Salinger fanatics will remember the mid-1990s as a momentous time – when the reclusive author nearly agreed to allow Orchises Press, a tiny publishing concern based in Alexandria, Virginia, to release an edition of Hapworth 16, 1924, a novella that had been published in The New Yorker in 1965. In the end, the edition never appeared: Roger Lathbury, who ran Orchises, applied (as any publisher would) for Library of Congress Cataloguing in Publication data; this information is public. News of the book broke; Salinger, being Salinger, got cold feet and pulled out of the deal. Joanna is somewhere in the middle of all this, talking to Jerry, talking to Roger, struggling with her boyfriend Don, a would-be writer with a chip the size of Texas on his shoulder.

Elegantly written, wryly observed, Rakoff’s memoir is a high-quality literary snack. And yet it is a curious book. In an author’s note she tells us she has changed the names of “most, though not all, of the people”; if you don’t work on an IBM Selectric but have access to the internet, it’s not hard to discover Rakoff’s piece for Slate, written just after Salinger died, in which she names both the Agency, Harold Ober Associates, and her boss, Phyllis Westberg. Perhaps their omission here is an artistic decision but it’s hard to understand why some names are changed and not others.

‘Don’t tell them anything,’ Joanna’s boss says. ‘Just get off the phone’

Curious, too, is the hidden heart of this memoir. “It was strange to feel the force of a famous person’s attention,” Rakoff writes of Salinger; that force, I’m guessing, pulled her away from the story she, perhaps, feared to tell. On her second day at the Agency her beloved Dad calls, concerned she’s not earning enough money there; just why he’s concerned makes for a shocking revelation not long after. This became the story I wanted to hear; and yet it doesn’t surprise me that Rakoff felt she had to look away.

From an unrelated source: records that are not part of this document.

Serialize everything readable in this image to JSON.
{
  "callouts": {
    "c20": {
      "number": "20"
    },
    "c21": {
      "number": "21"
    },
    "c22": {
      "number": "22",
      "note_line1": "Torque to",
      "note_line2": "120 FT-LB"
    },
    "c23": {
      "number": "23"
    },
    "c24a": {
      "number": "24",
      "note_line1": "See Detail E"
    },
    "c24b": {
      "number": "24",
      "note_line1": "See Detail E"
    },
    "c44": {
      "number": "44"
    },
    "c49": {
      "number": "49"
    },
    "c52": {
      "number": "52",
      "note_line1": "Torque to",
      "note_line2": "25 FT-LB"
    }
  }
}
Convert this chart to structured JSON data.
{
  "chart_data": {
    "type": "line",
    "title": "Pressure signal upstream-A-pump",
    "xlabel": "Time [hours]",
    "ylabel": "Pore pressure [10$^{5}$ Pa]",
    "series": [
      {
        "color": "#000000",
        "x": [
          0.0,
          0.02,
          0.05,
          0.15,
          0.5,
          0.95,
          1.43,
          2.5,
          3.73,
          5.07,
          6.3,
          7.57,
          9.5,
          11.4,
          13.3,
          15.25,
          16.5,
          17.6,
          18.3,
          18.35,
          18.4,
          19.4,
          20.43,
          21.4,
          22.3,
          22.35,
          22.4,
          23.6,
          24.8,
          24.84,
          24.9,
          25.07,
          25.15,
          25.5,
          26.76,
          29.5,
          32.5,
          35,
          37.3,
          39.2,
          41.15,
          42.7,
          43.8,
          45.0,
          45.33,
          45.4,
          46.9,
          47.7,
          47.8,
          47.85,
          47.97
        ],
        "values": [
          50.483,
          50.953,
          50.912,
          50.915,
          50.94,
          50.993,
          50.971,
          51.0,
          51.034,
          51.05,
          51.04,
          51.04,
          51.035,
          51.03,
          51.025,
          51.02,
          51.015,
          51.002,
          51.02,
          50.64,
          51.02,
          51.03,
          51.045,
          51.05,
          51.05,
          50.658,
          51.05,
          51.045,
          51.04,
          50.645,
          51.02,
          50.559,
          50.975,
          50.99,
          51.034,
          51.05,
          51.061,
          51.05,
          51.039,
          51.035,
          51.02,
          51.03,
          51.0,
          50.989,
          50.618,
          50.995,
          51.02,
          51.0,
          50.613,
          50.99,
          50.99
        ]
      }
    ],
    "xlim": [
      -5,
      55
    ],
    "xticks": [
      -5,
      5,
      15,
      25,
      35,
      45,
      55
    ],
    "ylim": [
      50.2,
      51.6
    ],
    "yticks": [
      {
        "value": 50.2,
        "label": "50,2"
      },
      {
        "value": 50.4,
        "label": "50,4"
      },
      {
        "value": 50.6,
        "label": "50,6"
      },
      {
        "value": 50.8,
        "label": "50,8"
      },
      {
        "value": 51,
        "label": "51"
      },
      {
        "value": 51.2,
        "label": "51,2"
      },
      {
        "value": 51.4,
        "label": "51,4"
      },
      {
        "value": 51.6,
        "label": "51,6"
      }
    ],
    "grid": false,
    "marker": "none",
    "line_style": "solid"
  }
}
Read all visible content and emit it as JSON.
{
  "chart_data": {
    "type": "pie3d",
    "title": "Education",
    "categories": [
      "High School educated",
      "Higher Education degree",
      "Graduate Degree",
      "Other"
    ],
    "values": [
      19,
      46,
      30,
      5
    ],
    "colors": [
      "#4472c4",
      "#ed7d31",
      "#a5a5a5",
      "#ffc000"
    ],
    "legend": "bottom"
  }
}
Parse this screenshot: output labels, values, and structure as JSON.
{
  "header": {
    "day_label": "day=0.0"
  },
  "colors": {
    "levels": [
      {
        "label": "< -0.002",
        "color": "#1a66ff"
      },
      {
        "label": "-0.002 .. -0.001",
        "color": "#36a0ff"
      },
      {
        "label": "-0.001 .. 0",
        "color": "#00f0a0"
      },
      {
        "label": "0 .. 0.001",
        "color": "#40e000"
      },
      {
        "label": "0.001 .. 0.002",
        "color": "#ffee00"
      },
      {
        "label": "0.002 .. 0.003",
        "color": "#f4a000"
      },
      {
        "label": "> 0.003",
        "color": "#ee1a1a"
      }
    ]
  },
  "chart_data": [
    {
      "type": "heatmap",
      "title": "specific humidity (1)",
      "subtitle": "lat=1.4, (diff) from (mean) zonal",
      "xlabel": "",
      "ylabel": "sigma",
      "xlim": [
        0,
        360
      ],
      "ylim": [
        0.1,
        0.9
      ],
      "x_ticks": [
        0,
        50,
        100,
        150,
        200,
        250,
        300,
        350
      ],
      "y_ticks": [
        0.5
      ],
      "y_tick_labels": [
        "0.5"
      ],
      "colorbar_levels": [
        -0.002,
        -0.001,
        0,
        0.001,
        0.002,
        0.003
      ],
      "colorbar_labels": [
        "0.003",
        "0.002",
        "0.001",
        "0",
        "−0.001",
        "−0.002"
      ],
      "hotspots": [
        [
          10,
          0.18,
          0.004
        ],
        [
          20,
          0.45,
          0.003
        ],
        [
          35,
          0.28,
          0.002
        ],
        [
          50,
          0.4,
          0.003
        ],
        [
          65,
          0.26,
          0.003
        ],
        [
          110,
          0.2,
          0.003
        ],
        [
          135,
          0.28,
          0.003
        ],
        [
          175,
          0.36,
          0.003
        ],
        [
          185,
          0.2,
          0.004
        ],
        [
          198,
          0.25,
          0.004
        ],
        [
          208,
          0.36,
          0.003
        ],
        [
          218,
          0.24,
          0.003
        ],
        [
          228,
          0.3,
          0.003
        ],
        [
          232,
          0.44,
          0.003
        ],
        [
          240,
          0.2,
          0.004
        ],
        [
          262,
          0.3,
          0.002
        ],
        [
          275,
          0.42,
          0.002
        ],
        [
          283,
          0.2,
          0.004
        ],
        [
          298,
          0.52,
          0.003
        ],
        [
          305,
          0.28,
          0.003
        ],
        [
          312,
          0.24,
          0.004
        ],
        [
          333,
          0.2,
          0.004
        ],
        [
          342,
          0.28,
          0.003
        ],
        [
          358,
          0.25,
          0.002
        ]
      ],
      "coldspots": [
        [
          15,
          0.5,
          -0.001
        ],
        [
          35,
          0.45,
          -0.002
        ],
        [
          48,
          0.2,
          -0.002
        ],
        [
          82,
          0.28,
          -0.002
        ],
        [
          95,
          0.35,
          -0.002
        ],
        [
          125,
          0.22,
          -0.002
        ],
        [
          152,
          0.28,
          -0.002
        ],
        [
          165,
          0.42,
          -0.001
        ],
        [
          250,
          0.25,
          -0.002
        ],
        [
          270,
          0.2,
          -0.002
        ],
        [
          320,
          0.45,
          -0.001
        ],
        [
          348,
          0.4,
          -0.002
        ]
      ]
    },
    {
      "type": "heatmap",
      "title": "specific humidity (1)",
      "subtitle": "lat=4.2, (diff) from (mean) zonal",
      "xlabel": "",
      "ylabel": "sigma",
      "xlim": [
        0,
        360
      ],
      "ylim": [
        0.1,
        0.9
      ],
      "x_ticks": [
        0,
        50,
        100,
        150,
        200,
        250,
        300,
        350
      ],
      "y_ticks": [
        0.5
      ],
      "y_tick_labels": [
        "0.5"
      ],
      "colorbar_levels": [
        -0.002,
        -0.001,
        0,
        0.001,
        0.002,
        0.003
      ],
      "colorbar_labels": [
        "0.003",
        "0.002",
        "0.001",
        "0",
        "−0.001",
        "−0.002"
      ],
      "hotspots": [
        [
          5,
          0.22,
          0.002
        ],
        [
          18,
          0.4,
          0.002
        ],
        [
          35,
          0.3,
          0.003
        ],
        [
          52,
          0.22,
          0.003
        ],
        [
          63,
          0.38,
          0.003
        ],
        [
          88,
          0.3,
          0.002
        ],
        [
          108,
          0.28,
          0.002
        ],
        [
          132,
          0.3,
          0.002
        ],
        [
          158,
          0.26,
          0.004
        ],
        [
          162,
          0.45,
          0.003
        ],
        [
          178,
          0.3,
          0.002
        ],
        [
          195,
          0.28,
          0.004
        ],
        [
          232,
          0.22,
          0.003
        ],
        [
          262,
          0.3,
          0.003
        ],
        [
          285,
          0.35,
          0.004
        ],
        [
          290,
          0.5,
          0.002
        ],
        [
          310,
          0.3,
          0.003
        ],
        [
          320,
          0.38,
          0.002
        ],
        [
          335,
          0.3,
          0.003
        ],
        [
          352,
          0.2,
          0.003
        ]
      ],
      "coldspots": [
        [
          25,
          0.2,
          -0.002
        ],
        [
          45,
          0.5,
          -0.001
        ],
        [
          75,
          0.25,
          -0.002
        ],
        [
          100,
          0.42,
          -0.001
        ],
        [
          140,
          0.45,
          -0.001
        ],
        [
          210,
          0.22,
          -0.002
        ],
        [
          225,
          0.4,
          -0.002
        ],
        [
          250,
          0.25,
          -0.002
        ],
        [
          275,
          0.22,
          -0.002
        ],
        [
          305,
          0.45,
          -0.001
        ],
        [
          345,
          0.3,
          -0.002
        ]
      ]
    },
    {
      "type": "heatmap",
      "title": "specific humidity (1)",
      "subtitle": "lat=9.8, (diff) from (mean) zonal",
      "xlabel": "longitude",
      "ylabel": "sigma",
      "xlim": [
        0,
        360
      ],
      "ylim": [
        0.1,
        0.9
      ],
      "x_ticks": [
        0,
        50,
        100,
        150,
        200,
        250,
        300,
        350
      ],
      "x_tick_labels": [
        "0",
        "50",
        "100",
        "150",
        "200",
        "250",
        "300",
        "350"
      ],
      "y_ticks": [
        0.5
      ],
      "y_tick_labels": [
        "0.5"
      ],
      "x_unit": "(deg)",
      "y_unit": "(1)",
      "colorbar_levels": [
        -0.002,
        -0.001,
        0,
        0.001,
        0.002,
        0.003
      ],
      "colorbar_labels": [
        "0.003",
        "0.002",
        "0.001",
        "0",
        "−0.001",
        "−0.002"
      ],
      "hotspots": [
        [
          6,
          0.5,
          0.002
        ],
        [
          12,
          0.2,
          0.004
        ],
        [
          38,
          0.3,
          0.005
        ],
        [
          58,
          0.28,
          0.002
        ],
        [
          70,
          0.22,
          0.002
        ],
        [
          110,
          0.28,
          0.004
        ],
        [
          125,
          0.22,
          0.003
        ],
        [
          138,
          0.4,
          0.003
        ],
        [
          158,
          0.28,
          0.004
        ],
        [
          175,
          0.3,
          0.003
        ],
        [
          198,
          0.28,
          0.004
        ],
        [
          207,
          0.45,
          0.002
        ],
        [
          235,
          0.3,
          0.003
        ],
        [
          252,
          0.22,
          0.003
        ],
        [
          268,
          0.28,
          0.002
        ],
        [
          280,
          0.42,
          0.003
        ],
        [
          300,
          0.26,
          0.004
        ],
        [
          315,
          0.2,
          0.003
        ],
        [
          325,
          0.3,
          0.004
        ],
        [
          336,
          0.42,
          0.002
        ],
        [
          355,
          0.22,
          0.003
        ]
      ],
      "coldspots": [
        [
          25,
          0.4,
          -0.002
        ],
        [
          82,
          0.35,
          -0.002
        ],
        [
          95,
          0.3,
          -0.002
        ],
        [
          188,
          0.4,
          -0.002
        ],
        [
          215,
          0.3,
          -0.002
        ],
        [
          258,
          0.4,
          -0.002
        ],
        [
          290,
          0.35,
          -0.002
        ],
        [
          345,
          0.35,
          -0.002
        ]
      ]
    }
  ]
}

The last pages of this book skip to 2010, to Salinger’s death – Rakoff is married, with children, her Salinger year is long in the past. But her father is dying too; and when she weeps for Salinger, her husband wonders whether she’s thinking of her Dad. “With the back of my hand, I wiped the tears from my face and swiped my nose. ‘No,’ I said. ‘It’s just about Salinger.’ ” That’s a shame. Maybe someday Joanna Rakoff will write the story she needs to tell.